Choosing the right backbone size resnet18, resnet34, resnet50

deepdive · February 8, 2023, 5:30am

I am currently working with a dataset which takes 4-5 hours per epoch to train and I am constrained on the number of GPUs(4 right now). I wanted to know if there was a systematic way to evaluate which backbone would be the best option for the problem without training for too many epochs.
Is looking at which one leads to the best validation loss drop in the first few epochs a good starting point.

ForBo7 · February 8, 2023, 6:13am

You could also try training on a smaller subset of the dataset for initial testing purposes. You can scale up after figuring out which one to go with.

deepdive · February 8, 2023, 5:17pm

Thank you @ForBo7, I’ll try that then. I had assumed that a larger data size meant that the network could learn more parameters, but I’ll try have to test and see which one seems promising on a smaller dataset.

sahilharidas · February 9, 2023, 7:32am

You could also train on all your data but use a smaller model initially. If you’re happy with its performance you can switch to a larger model in that family. This notebook might shows the accuracy vs speed of various timm models.

lucasvw · February 9, 2023, 9:03am

As far as I know, Jeremy’s approach to this is:

In the beginning you want to iterate fast, so start with the small versions of the models you want to try, e.g. for resnet: use resnet18. On that model, try out what works well and what doesn’t, learning rates, tta, transformations, resizes, progressive resizing whatever. Also compare the performance of that model with other “small models” such as convnext_small, vit_small etc.

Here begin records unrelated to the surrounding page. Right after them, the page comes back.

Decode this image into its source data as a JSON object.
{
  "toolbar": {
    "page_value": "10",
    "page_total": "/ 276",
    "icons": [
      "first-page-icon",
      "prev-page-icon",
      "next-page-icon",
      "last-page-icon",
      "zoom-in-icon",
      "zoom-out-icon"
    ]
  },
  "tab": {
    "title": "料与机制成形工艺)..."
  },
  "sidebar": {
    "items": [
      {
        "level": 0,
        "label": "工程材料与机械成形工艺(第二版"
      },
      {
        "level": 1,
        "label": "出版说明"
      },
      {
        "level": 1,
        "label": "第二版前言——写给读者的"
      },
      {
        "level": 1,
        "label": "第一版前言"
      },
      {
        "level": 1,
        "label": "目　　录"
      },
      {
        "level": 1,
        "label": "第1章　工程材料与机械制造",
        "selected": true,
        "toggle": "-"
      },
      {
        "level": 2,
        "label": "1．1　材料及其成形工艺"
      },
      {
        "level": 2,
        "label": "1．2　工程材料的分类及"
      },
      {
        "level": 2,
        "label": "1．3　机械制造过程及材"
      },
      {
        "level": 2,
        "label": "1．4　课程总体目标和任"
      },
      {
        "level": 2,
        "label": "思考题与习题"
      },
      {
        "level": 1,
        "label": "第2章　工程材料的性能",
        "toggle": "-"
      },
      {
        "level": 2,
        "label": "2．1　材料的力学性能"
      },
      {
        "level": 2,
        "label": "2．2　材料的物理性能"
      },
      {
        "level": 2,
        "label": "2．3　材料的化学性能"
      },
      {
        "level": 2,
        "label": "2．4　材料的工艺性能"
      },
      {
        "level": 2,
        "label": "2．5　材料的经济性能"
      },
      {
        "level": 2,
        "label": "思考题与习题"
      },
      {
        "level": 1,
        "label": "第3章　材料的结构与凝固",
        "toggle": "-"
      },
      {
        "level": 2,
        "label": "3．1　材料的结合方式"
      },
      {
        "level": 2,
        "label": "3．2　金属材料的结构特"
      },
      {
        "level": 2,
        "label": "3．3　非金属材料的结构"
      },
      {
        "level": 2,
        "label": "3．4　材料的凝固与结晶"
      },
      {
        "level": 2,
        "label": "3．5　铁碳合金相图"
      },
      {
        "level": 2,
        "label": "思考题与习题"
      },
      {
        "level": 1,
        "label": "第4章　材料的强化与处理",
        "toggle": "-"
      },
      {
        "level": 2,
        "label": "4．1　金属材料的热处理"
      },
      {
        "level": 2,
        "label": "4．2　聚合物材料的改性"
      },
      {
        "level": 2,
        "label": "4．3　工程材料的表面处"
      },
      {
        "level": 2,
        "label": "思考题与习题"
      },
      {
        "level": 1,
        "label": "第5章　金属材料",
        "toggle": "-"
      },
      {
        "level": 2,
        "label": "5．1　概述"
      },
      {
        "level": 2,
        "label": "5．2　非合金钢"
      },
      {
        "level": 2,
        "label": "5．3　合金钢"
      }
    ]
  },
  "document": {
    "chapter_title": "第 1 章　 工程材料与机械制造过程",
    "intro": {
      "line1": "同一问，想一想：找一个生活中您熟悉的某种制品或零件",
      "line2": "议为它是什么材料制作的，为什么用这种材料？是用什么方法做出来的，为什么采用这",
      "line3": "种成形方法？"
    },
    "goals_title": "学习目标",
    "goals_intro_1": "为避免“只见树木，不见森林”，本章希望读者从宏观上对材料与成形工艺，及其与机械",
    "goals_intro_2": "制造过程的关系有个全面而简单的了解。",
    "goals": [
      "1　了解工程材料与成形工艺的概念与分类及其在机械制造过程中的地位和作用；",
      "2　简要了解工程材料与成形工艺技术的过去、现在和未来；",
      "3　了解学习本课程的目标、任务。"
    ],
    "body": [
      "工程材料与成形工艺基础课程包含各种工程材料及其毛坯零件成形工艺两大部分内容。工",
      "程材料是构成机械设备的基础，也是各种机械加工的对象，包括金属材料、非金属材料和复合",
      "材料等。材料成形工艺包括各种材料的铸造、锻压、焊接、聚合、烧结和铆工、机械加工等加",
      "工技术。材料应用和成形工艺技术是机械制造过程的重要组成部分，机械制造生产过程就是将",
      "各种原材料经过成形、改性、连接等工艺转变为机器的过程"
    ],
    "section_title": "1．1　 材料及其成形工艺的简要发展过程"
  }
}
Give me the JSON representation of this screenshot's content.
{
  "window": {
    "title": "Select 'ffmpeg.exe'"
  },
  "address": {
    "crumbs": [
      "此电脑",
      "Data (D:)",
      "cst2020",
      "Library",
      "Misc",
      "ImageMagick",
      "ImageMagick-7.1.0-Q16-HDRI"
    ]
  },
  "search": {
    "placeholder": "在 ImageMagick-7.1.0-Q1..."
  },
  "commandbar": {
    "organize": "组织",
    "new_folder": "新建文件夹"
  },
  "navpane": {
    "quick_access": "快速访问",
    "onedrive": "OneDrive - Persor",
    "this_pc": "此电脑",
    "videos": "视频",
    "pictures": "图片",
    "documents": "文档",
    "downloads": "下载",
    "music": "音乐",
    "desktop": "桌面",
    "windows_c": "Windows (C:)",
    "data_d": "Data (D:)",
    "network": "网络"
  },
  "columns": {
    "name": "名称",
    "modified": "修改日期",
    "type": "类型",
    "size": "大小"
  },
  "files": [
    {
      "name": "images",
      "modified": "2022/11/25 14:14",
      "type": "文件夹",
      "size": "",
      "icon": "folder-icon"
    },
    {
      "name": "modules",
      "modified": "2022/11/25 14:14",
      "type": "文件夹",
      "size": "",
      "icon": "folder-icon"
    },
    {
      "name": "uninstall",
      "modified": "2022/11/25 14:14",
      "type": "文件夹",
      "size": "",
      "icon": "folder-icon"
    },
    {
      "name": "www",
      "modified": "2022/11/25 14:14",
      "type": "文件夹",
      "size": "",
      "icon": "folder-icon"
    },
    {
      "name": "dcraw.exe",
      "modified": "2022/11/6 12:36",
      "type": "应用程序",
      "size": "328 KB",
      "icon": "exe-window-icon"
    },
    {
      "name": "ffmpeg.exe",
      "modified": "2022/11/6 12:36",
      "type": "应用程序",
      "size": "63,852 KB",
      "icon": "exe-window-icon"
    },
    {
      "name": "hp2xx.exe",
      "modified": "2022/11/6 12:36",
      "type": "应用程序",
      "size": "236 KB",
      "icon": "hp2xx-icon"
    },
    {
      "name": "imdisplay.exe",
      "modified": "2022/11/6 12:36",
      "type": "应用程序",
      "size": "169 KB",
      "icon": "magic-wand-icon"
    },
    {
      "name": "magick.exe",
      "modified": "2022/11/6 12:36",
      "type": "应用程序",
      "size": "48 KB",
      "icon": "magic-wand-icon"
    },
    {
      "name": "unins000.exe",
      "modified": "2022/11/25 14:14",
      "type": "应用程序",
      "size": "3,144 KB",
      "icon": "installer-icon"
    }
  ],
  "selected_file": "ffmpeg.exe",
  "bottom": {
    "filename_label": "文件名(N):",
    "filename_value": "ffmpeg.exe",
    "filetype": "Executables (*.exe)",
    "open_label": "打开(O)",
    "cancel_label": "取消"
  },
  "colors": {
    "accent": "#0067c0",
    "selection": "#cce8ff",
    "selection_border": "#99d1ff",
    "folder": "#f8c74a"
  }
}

Once you have found a model (or an ensemble of models) that work well, simply run the exact same thing but then with the larger version of the same model (e.g. resnet50 instead of 18, convext_large instead of convnext_small etc)

ForBo7 · February 9, 2023, 10:48am

More data doesn’t necessarily mean more parameters. Larger models have more parameters, and because they have more parameters, they require more computation. So as others are also saying here, try smaller models first. But if that’s taking too long, use a smaller portion of the dataset. And if you’re using images, before taking a smaller sample of the dataset, try resizing the images, so they’re smaller. Smaller images means fewer inputs.

deepdive · February 13, 2023, 5:10pm

Thank you @sahilharidas , @ForBo7 . @lucasvw I like the idea of tinkering with the small model in the family of models. And then just scaling and using the larger model. I’ll give that a shot. Right now I’ll use the smallest model and a smaller subset to validate and then move on to larger models and the complete dataset.